Abl kinases are activated in response to TCR stimulation in a pathway that requires Lck kinase activity. The activated Abl kinases promote the phosphorylation of ZAP-70 and LAT leading to activation of IL-2 transcription. Abl kinases also regulate actin polymerization through the Abi/Wave complex and HS1. The Wave complex promotes actin polymerization downstream of activated Rac leading to Arp2/3-mediated actin polymerization. The role of Abi and Wave phosphorylation by Abl is unclear. HS1 is also phosphorylated by Abl and regulates F-actin stabilization.

Fig. 2. Multiple cell surface receptors promote Abl kinase activation and signaling

Abl kinases are activated by ligand-stimulated receptor tyrosine kinases (RTKs), adhesion receptors such as integrins and cadherins, and immunoreceptors such as the BCR and TCR. The activated Abl kinases signal to modulate cell proliferation, survival, or cytoskeletal processes in multiple cells types.

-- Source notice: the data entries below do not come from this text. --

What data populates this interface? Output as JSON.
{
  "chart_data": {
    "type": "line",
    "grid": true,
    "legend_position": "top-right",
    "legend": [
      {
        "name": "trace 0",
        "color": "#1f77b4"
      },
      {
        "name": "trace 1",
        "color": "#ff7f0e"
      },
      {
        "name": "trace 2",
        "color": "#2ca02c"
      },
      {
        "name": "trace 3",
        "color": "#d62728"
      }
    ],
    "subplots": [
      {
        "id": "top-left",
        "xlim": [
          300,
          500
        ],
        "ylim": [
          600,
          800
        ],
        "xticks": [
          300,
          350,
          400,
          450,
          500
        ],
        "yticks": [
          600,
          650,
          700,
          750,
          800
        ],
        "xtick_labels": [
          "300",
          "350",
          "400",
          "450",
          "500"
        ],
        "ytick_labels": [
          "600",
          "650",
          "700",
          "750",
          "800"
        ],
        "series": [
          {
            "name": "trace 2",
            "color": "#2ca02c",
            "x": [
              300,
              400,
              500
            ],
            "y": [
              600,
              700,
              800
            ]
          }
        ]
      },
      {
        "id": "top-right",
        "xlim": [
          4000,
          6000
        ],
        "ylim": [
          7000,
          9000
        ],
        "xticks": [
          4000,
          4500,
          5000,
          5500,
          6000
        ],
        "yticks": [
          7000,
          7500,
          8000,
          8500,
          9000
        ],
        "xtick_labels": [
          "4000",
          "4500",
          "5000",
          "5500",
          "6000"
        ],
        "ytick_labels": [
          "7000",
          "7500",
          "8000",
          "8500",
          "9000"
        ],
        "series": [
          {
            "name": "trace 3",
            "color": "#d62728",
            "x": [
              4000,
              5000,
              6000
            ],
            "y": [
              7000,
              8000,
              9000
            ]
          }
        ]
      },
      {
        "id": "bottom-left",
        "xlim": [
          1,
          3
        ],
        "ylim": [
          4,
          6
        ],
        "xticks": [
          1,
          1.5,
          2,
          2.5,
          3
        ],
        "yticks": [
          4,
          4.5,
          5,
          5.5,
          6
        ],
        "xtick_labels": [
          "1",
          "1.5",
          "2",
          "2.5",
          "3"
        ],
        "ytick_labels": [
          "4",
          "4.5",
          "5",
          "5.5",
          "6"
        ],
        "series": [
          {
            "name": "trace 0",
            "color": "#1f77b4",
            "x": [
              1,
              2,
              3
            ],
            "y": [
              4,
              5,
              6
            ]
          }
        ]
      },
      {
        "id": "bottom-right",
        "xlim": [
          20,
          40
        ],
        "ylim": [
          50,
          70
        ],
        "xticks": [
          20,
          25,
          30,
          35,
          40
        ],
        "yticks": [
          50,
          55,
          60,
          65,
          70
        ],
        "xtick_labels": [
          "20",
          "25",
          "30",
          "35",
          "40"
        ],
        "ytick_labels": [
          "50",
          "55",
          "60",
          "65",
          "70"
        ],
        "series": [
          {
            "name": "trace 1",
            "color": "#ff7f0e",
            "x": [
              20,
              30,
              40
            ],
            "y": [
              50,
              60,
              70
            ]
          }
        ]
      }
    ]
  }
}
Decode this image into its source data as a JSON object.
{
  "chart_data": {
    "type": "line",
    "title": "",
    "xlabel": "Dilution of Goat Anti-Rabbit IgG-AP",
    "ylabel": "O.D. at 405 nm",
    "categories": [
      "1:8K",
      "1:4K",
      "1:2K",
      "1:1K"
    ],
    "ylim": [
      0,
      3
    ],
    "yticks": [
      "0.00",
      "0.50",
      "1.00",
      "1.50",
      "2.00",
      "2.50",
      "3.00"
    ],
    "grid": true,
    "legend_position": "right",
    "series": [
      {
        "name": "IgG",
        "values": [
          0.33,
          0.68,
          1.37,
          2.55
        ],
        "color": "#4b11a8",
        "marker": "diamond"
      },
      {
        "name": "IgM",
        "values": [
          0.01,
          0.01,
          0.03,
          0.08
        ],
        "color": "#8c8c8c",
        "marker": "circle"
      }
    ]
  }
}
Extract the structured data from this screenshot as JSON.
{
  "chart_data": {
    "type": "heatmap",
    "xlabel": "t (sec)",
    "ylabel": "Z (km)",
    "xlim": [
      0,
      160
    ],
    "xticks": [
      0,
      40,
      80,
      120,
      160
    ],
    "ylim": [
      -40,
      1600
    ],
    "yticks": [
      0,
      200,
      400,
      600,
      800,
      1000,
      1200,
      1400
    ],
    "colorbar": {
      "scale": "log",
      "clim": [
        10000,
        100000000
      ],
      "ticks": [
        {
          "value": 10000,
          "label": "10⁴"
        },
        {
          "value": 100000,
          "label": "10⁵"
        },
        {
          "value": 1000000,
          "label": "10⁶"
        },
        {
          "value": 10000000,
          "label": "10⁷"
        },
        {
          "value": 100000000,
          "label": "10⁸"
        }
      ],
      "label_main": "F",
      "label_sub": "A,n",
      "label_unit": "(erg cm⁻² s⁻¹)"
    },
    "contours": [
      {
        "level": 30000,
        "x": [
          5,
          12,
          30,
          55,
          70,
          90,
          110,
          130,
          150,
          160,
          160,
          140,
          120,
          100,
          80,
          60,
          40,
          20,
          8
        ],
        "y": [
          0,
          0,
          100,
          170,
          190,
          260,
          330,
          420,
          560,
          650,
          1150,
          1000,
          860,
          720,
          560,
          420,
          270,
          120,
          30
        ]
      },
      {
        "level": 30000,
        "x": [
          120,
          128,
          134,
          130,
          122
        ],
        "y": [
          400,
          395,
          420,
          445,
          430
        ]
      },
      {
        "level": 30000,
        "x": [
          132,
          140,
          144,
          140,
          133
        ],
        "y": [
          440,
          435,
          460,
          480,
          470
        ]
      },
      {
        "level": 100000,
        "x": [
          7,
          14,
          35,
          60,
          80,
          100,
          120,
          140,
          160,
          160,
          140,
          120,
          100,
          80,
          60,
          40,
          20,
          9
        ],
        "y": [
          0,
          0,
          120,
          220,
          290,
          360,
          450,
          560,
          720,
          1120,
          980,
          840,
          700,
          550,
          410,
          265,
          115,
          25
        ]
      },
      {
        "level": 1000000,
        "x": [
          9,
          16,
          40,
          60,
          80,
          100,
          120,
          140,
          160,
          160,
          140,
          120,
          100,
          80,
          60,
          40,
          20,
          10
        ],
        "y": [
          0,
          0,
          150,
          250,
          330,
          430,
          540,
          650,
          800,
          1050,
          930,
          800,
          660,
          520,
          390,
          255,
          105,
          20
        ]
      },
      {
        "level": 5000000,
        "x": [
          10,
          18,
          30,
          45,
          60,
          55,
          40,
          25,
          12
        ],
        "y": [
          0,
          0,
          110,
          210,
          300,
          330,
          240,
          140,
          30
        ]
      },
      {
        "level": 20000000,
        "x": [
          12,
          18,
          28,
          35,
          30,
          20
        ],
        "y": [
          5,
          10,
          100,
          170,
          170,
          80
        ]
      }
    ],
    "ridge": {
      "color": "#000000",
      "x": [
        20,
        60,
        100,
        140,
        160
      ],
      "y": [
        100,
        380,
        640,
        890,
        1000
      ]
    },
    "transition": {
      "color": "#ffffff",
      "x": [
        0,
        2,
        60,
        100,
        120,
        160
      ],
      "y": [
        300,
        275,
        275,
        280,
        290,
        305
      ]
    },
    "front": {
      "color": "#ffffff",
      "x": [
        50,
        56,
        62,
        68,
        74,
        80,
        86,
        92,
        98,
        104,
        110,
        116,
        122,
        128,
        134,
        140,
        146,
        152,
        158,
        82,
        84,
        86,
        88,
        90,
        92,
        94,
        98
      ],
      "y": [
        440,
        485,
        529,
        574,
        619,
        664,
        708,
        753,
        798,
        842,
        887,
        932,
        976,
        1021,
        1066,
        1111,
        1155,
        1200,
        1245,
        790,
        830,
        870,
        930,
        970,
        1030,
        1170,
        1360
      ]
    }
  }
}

Fig. 3. Structural domains of Abl and Arg

The Abl and Arg kinases are highly homologous in their SH3, SH2, and SH1 (kinase) domains in the N-terminal half. The C-terminus contains proline-rich (PXXP) motifs that recruit SH3-containing proteins. Both Abl and Arg have a C-terminal calponin-homology F-actin binding domain. Arg also has an internal talin-like F-actin binding domain and a microtubule binding domain. Abl has a DNA binding domain, three nuclear localization sequences (NLS), and one nuclear export sequence (NES). A G-actin binding domain is present in Abl just upstream of the C-terminal F-actin binding domain.

Fig. 4. Abl kinases regulate TCR-mediated integrin activation and adhesion

Abl kinases interact with the Wave protein complex and regulate Rap1 activation via CrkL-C3G resulting in inside-out integrin activation and adhesion. Wave also regulates TCR-mediated integrin clustering and high affinity binding through the recruitment of a complex containing Arp2/3, vinculin, and talin.